En direct du Met, Marnie crève l'écran

Par Christian Peter | dim 11 Novembre 2018 | Imprimer

Saluons tout d’abord l’initiative du Metropolitan Opera qui a retransmis dans les cinémas une création contemporaine et réjouissons-nous de constater que, sans être comble, la salle où nous nous trouvions était fort bien remplie, pas moins en tout cas que pour nombre d’opéras familiers du répertoire. C’est à la dernière représentation de Marnie que le Met nous a conviés, une coproduction avec l’English National Opera de Londres où l’œuvre a été créée en 2017. Pour les cinéphiles, Marnie est le titre original d’un film d’Alfred Hitchcock sorti en 1964 et adapté d’un roman de Winston Graham paru trois ans plus tôt. Le cinéaste avait transposé l’action aux Etats-Unis et modifié les rouages de l’intrigue, en revanche le livret de Nicholas Wright est davantage fidèle au roman. Ainsi l’époux de Marnie, Mark Rutland a un frère au comportement ambigu et non pas comme dans le film une belle-sœur amoureuse de lui en secret et jalouse. Les origines de la névrose de Marnie, kleptomane et frigide, sont tout à fait différentes, quant à sa mère loin de s’être sacrifiée pour sa fille, elle est ici un personnage négatif et nuisible.

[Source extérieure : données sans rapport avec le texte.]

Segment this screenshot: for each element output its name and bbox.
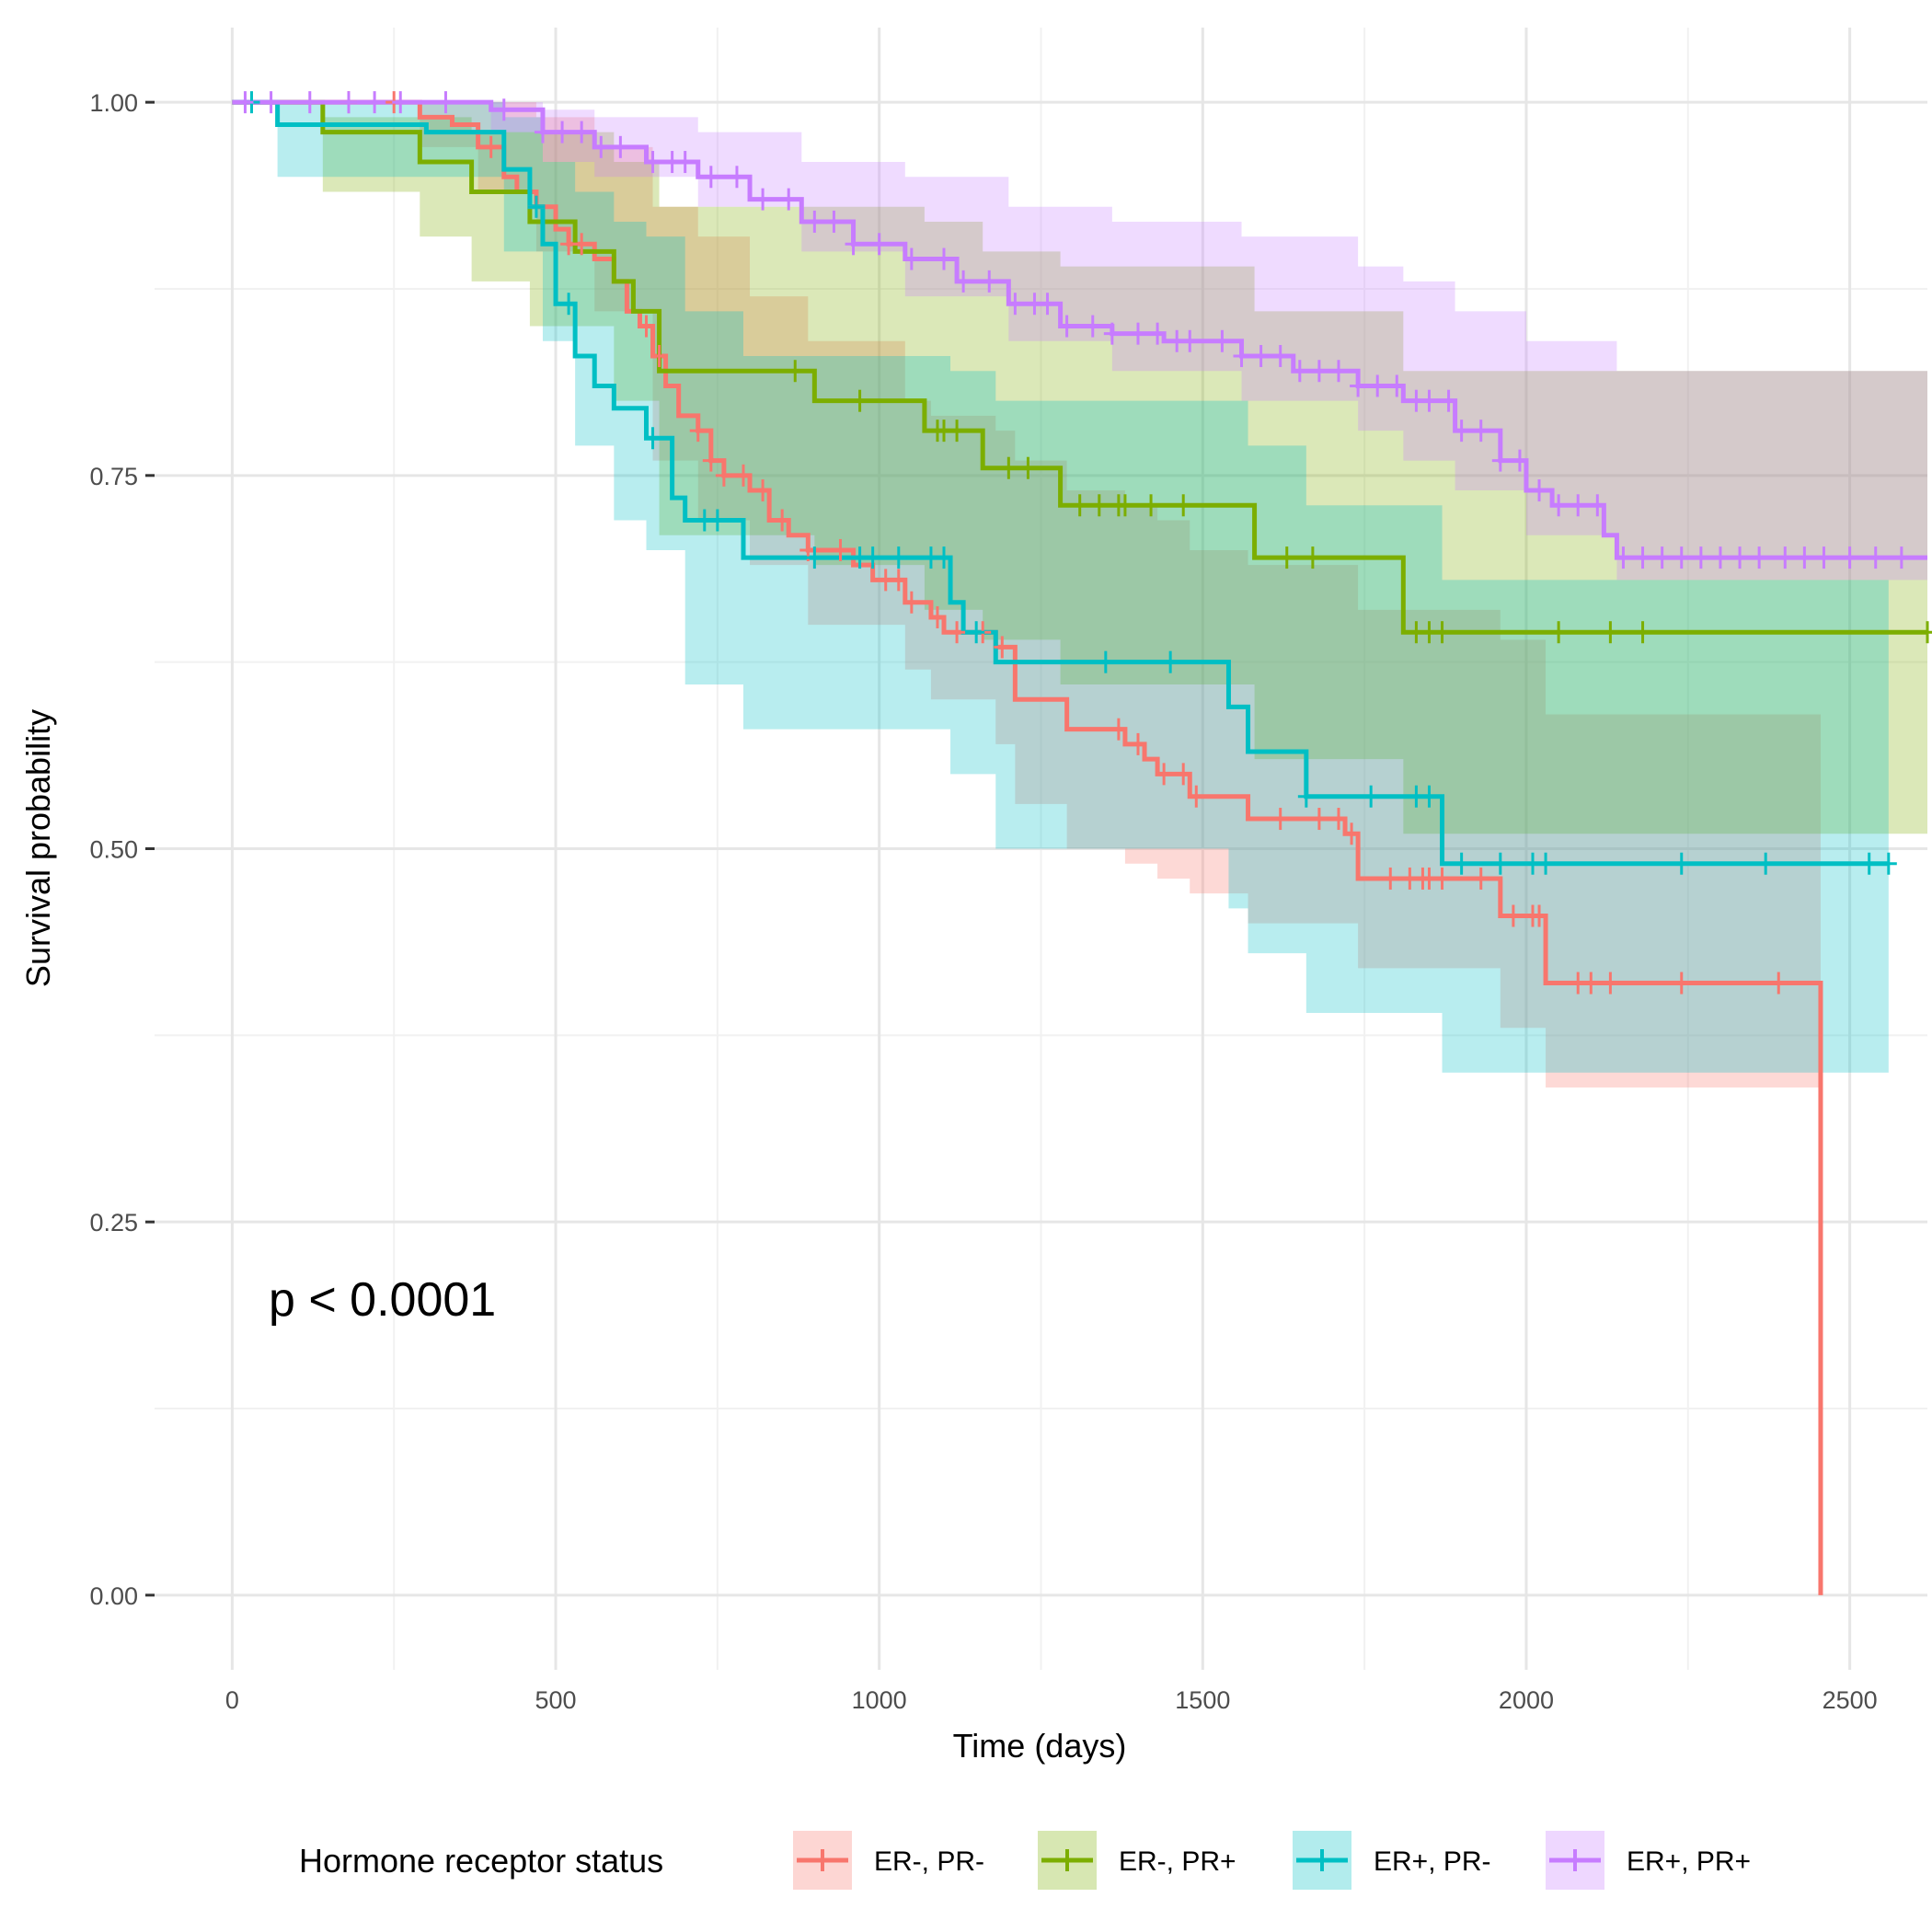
legend-item-er-pr: ER-, PR- [793,1831,984,1890]
confidence-band-er-pr [232,102,1927,595]
x-tick-label: 2500 [1823,1686,1878,1714]
x-axis-title: Time (days) [953,1727,1127,1765]
confidence-band-er-pr [232,102,1889,1073]
confidence-band-er-pr [232,102,1927,834]
y-tick-label: 0.50 [89,836,138,864]
y-tick-label: 0.00 [89,1582,138,1610]
x-tick-label: 0 [225,1686,239,1714]
y-tick-label: 0.75 [89,463,138,490]
annotation-pvalue: p < 0.0001 [269,1273,496,1327]
legend-label-er-pr: ER-, PR+ [1119,1846,1236,1877]
censor-marks [236,91,1932,995]
x-tick-label: 1500 [1175,1686,1230,1714]
legend-item-er-pr: ER+, PR+ [1546,1831,1751,1890]
legend: Hormone receptor status ER-, PR- ER-, PR+… [299,1831,1751,1890]
y-tick-label: 0.25 [89,1209,138,1236]
legend-title: Hormone receptor status [299,1842,663,1880]
legend-label-er-pr: ER-, PR- [874,1846,984,1877]
y-axis-title: Survival probability [19,709,57,987]
x-tick-label: 500 [535,1686,577,1714]
axes: 0 500 1000 1500 2000 2500 0.00 0.25 0.50 0.75 1.00 [89,89,1877,1714]
y-tick-label: 1.00 [89,89,138,117]
legend-label-er-pr: ER+, PR- [1374,1846,1491,1877]
legend-item-er-pr: ER-, PR+ [1038,1831,1236,1890]
legend-label-er-pr: ER+, PR+ [1627,1846,1751,1877]
confidence-bands [232,102,1927,1148]
x-tick-label: 2000 [1499,1686,1554,1714]
x-tick-label: 1000 [852,1686,907,1714]
legend-item-er-pr: ER+, PR- [1293,1831,1491,1890]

Pour sa deuxième collaboration avec le Met, Nico Muhly propose une partition à l’orchestration épurée, dans laquelle on devine l’influence de Philip Glass avec qui il a longtemps collaboré mais aussi de John Adams. Quant au traitement des chœurs il n’est pas sans évoquer le Britten de Peter Grimes.

Au pupitre, Robert Spano qui effectue des débuts tardifs au Met, propose une direction équilibrée et limpide mais non dénuée de théâtralité.Si dans sa critique, Marceau Ferrand, présent dans la salle le 19 octobre, a pu constater un certain manque d’imagination dans le travail de Michael Mayer, au cinéma le ressenti était tout autre, sans doute grâce aux nombreux gros plans qui témoignent d’un travail approfondi sur les expressions du visage et ce qu’elles révèlent des émotions des personnages. Jamais libre, Marnie est sans cesse poursuivie tantôt par ses autres identités figurées par des clones portant des robes aux teintes vives tantôt par un groupe d’hommes qui semblent la surveiller sans cesse. Le résultat est saisissant. La succession rapide des scènes voulue par le compositeur, notamment au premier acte, se traduit sur l’écran par une série de plans qui défilent à un rythme accéléré tout à fait cinématographique. Des panneaux coulissants permettent des changements de décor à vue tandis que les costumes, les robes des différentes Marnie notamment, évoquent les années cinquante.

Isabel Leonard incarne magistralement son personnage. Dotée d’une élégance naturelle et d’un timbre pulpeux, elle semble ressusciter sur l’écran les blondes héroïnes d’Hitchcock dont elle a la classe et le physique, sans parler du chignon à la Kim Novak dans Vertigo. On saluera l’autorité et l’engagement de Christopher Maltman, la performance saisissante de Iestyn Davies en frère sournois et envieux et le chant agressif et mordant de Denyce Graves.

Le samedi 15 décembre le Metropolitan Opera retransmettra dans les cinémas du réseau Pathé Live une nouvelle production de La Traviata avec Diana Damrau et  Juan Diego Flórez dans les rôles principaux.